Interestingly enough, my younger brother was doing the same thing, 1000 miles away (although his roommate is a gun owner).

While I understand wanting to prevent suicides from happening in the range, there are potential downside to preventing the curious from trying the sport.
 
One more issue that will be used to focus on a person's ABILITY to do a thing as opposed to their DESIRE to do a thing.

True enough.

Isn't is most disturbing that so many people seem to WANT to kill themselves, enough to find creative ways to actually pull it off?

Why not just buy a gun?

Since the real estate crash, Americans have become much more careful about spending money on things they don't really need...

a caring society

There's no such THING as a "caring society" or an "uncaring" one either. That's not how the world works.

The world is made up of individual people, making individual choices. If someone really wants to commit suicide, he or she will have more power to make and follow through on that choice than any other individual, or several individuals, have to stop it.

That said, a basic grasp of reality can help individuals in a position to do so, make the right choices, help another person, etc. That's what needs to happen: if I want to help prevent a suicide, and I'm faced with that situation, I need to figure out what I can do -- and fast.

As long as the word "society" even comes up, it indicates that someone does not have that grasp on reality.

Then, there is such thing as respect for others. Where does that stop? I'm not sure. Would you tie up a neighbor who wants to go BASE jumping? Shoot him in the leg if he wants to climb a very dangerous route where other rock climbers have died?

I'm not advocating helping someone to commit suicide, and I would try to stop it. But there is a certain amount of autonomy that a free society must give the individual, EVEN IF it means that he/she COULD commit suicide, right?

(And there is such thing as a free society, since social order and individual liberty are very closely intertwined, whether we like it or not.)
 
It's called co-opting. You take a term from the opponent's lexicon and apply it in a way that serves your end.
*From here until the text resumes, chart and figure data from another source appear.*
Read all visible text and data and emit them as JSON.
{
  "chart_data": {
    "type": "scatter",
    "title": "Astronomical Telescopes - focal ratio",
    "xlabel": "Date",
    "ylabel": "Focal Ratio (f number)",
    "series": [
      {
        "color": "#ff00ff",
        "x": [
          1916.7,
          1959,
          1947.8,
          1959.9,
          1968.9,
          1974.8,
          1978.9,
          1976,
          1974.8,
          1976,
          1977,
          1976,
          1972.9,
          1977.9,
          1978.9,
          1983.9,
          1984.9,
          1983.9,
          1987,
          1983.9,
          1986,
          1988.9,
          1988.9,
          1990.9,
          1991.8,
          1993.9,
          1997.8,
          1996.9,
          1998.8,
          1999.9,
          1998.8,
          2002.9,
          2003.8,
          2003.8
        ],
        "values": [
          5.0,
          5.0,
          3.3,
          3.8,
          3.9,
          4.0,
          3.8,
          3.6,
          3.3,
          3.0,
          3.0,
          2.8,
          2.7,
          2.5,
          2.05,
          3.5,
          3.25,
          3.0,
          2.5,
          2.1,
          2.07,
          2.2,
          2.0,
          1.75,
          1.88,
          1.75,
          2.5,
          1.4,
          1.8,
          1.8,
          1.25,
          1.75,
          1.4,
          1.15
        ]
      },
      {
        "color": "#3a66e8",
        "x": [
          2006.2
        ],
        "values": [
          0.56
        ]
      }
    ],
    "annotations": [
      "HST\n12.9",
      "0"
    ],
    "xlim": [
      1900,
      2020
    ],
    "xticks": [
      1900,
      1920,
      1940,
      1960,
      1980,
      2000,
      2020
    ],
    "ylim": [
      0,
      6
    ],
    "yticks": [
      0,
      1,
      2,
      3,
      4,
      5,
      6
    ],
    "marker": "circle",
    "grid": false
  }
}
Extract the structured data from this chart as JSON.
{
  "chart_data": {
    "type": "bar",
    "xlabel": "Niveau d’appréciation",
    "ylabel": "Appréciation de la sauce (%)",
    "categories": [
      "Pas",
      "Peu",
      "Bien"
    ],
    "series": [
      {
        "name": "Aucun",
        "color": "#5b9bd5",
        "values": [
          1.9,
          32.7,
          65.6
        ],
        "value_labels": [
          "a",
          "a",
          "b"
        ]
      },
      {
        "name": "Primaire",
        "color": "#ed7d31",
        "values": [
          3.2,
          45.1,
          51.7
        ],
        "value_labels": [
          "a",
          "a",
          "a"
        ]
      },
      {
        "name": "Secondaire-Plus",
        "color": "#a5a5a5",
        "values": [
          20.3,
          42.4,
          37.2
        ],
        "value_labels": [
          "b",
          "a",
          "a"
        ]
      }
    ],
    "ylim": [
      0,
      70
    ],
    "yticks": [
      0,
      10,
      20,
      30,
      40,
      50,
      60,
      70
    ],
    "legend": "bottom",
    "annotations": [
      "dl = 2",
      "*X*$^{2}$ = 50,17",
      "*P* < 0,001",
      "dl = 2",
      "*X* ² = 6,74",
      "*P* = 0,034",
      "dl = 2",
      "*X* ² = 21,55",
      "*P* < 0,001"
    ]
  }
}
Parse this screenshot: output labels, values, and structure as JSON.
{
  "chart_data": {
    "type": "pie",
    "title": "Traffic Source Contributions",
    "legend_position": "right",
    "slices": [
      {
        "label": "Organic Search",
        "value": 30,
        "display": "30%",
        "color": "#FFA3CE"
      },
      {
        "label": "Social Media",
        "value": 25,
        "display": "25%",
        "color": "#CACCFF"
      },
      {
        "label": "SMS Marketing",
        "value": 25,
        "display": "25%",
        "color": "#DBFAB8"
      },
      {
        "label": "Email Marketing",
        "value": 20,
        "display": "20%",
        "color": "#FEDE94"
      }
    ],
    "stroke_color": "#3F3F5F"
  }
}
My end is to make controlling what others do simply because you dislike it morally repugnant to the majority. I personally very much dislike suicide for a number of reasons, but I recognize that my dislike, even my reasoned arguments against it, do not give me the right to take the choice away from anyone else. To persuade others to share that point of view I must make it accessible to them.

This is no different than the RKBA effort...when Brady et al called on restrictions for safety we had to co-opt safety as our issue.